Apesar de ser sua estreia em uma gravadora, Waltel não demonstrava a mínima ansiedade ou nervosismo. Nem um friozinho na barriga que fosse. Pelas apresentações constantes na PRB-2, de Curitiba, estava acostumado à parafernália de estúdios. Além disso, vinha escolado pelos anos em palcos das boates. Ao lado de Todisco, aguardava que os técnicos fizessem os últimos ajustes. Gravariam os instrumentos juntos, em um único canal.

Assim como as outras gravações de Todisco, o disco no qual estavam trabalhando era despretensioso do ponto de vista comercial, mais voltado às colônias de migrantes de Curitiba – e, portanto, sem maiores aspirações de estourar em rádios. Tocaria nos programas regionalistas da PRB-2 e afins e estaria ótimo. Não seria por isso, contudo, que a dupla não se esmeraria.

Nos dias que antecederam a excursão ao Rio, o acordeonista e o violonista ensaiaram minuciosamente cada movimento das duas canções. Músicos completos que eram, talvez nem precisassem de tanto. Mas Waltel e Todisco eram tão perfeccionistas quanto hábeis com o próprio instrumento. Foi esse compromisso para com os detalhes, aliás, que fez com que o italiano tivesse convidado o amigo violonista para a gravação.
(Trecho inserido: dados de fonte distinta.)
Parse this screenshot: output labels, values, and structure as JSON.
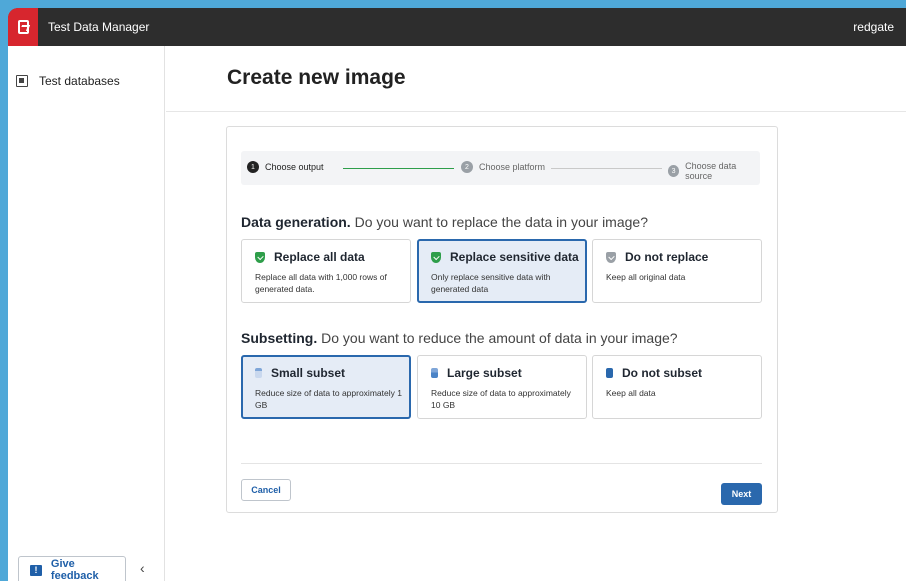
{
  "app": {
    "title": "Test Data Manager",
    "brand": "redgate"
  },
  "sidebar": {
    "items": [
      {
        "label": "Test databases"
      }
    ],
    "feedback_label": "Give feedback",
    "collapse_glyph": "‹"
  },
  "page": {
    "title": "Create new image"
  },
  "stepper": {
    "steps": [
      {
        "num": "1",
        "label": "Choose output",
        "state": "active"
      },
      {
        "num": "2",
        "label": "Choose platform",
        "state": "inactive"
      },
      {
        "num": "3",
        "label": "Choose data source",
        "state": "inactive"
      }
    ]
  },
  "data_generation": {
    "heading": "Data generation.",
    "question": "Do you want to replace the data in your image?",
    "options": [
      {
        "title": "Replace all data",
        "desc": "Replace all data with 1,000 rows of generated data.",
        "icon": "shield-check-icon",
        "selected": false
      },
      {
        "title": "Replace sensitive data",
        "desc": "Only replace sensitive data with generated data",
        "icon": "shield-check-icon",
        "selected": true
      },
      {
        "title": "Do not replace",
        "desc": "Keep all original data",
        "icon": "shield-icon",
        "selected": false
      }
    ]
  },
  "subsetting": {
    "heading": "Subsetting.",
    "question": "Do you want to reduce the amount of data in your image?",
    "options": [
      {
        "title": "Small subset",
        "desc": "Reduce size of data to approximately 1 GB",
        "icon": "database-small-icon",
        "selected": true
      },
      {
        "title": "Large subset",
        "desc": "Reduce size of data to approximately 10 GB",
        "icon": "database-large-icon",
        "selected": false
      },
      {
        "title": "Do not subset",
        "desc": "Keep all data",
        "icon": "database-full-icon",
        "selected": false
      }
    ]
  },
  "actions": {
    "cancel_label": "Cancel",
    "next_label": "Next"
  },
  "colors": {
    "accent": "#2a68ad",
    "brand_red": "#d7262e",
    "success": "#2e9e4a",
    "topbar": "#2d2d2d"
  }
}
A amizade começou anos antes, na noite de Curitiba. Chegaram a tocar juntos por algum tempo em boates, como o La Vie en Rose. Todisco havia aportado no Brasil pouco depois do fim da Segunda Guerra, na qual combateu compulsoriamente, por estar em idade militar. Veio sem nenhum dinheiro, com uma mão na frente, outra atrás. Além de poucas mudas de roupa, trouxe na bagagem apenas o acordeom de botões, com o qual ganharia a vida no Novo Mundo. Evitava falar dos combates, mas rezava a lenda que havia sido feito prisioneiro de guerra pelos Aliados e que a música o salvou da execução e, em seguida, abrandou as agruras do cárcere.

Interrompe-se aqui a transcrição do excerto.